April 7th, 2022
The most frequent question I often get is ‘How do you find the time to fit it all in.’ All, presumably, being a full-time job, a parent, exercising, socializing, reading and writing books. How? Do you sleep three hours a night? No, actually, I almost always sleep almost eight hours a night.
One big key is to make consistent, everyday progress. You don’t write a book in a day, or a week, or a month. You write it one word at a time. One day, one hour, at a time.
The other big secret? Divide all those to-do item into distinct categories and it’s alright to be a little selfish, too. 1) things I need to do, 2) things I want to do, and 3) things other people want me to do.

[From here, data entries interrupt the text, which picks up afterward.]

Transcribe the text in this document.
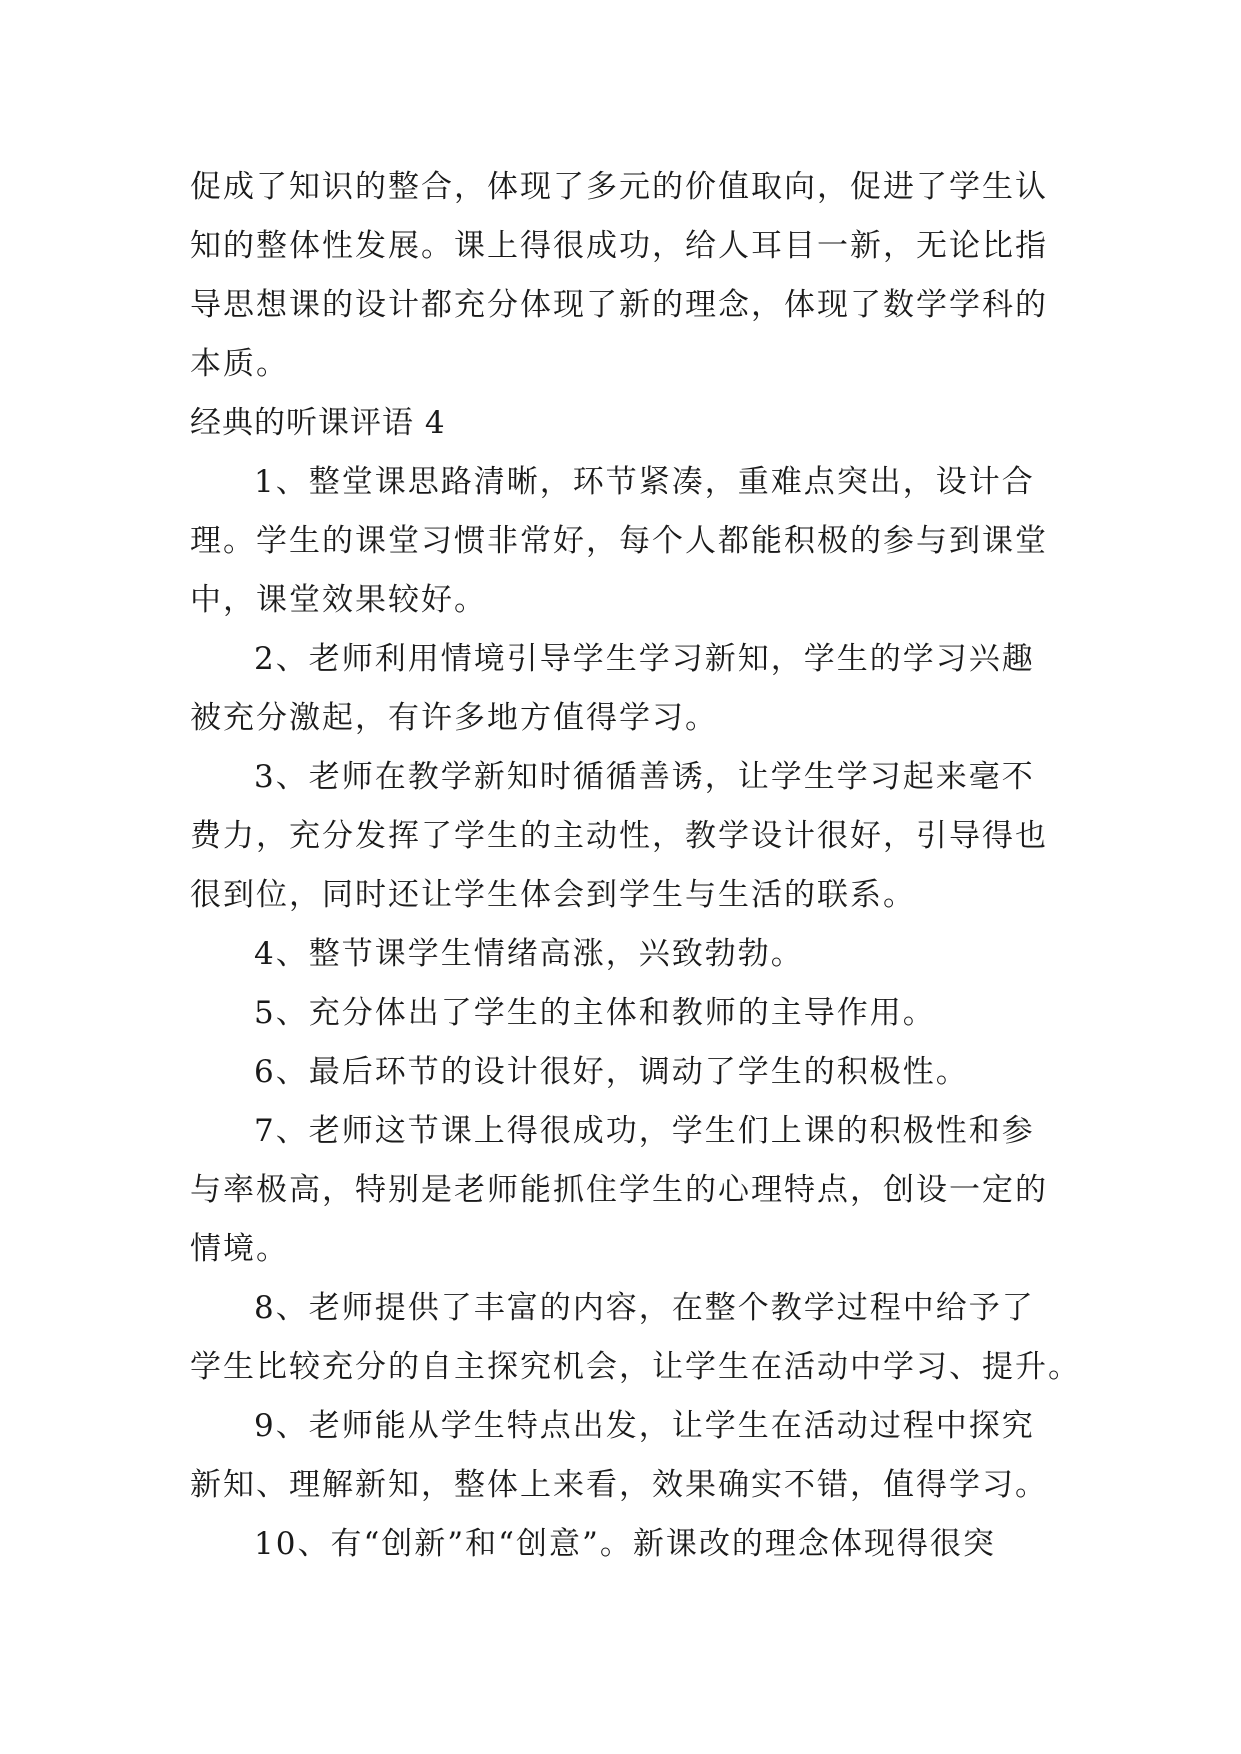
促成了知识的整合，体现了多元的价值取向，促进了学生认
知的整体性发展。课上得很成功，给人耳目一新，无论比指
导思想课的设计都充分体现了新的理念，体现了数学学科的
本质。
经典的听课评语 4
1、整堂课思路清晰，环节紧凑，重难点突出，设计合
理。学生的课堂习惯非常好，每个人都能积极的参与到课堂
中，课堂效果较好。
2、老师利用情境引导学生学习新知，学生的学习兴趣
被充分激起，有许多地方值得学习。
3、老师在教学新知时循循善诱，让学生学习起来毫不
费力，充分发挥了学生的主动性，教学设计很好，引导得也
很到位，同时还让学生体会到学生与生活的联系。
4、整节课学生情绪高涨，兴致勃勃。
5、充分体出了学生的主体和教师的主导作用。
6、最后环节的设计很好，调动了学生的积极性。
7、老师这节课上得很成功，学生们上课的积极性和参
与率极高，特别是老师能抓住学生的心理特点，创设一定的
情境。
8、老师提供了丰富的内容，在整个教学过程中给予了
学生比较充分的自主探究机会，让学生在活动中学习、提升。
9、老师能从学生特点出发，让学生在活动过程中探究
新知、理解新知，整体上来看，效果确实不错，值得学习。
10、有“创新”和“创意”。新课改的理念体现得很突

You probably won’t get to number 3 very often. Don’t feel guilty. It’s called having boundaries.
Here are 3 crime fiction links, 2 quotes, and 1 question for this week:
3 LINKS
- Kirkus interviews Alex Segura about SECRET IDENTITY, comics in the 70s, Patricia Highsmith, NPR superheroes, and what he’s been reading lately.
- With TOKYO REDUX now out in paperback, The Guardian talks to David Peace about Japan, the still unsolved Sadanori Shimoyama case, whether he’s a crime writer or not, and writing 300,000 unusable words.
- Paste Magazine looks at the upcoming spring streaming adaptations of books including Shining Girls, Slow Horses, Bosch: Legacy, and Tokyo Vice. Hoping they do justice to Beukes’s book. Really enjoyed that one in print.
2 QUOTES
Quotes from Donald Ray Pollock’s Knockemstiff this week:
- “A lot of people get the wrong impression, think there’s something romantic or tragic about hitting bottom.”
- “Because of who we were, I already knew what we would do.”
1 QUESTION
- Did you watch the Netflix adaptation of Pollock’s THE DEVIL ALL THE TIME? What did you think?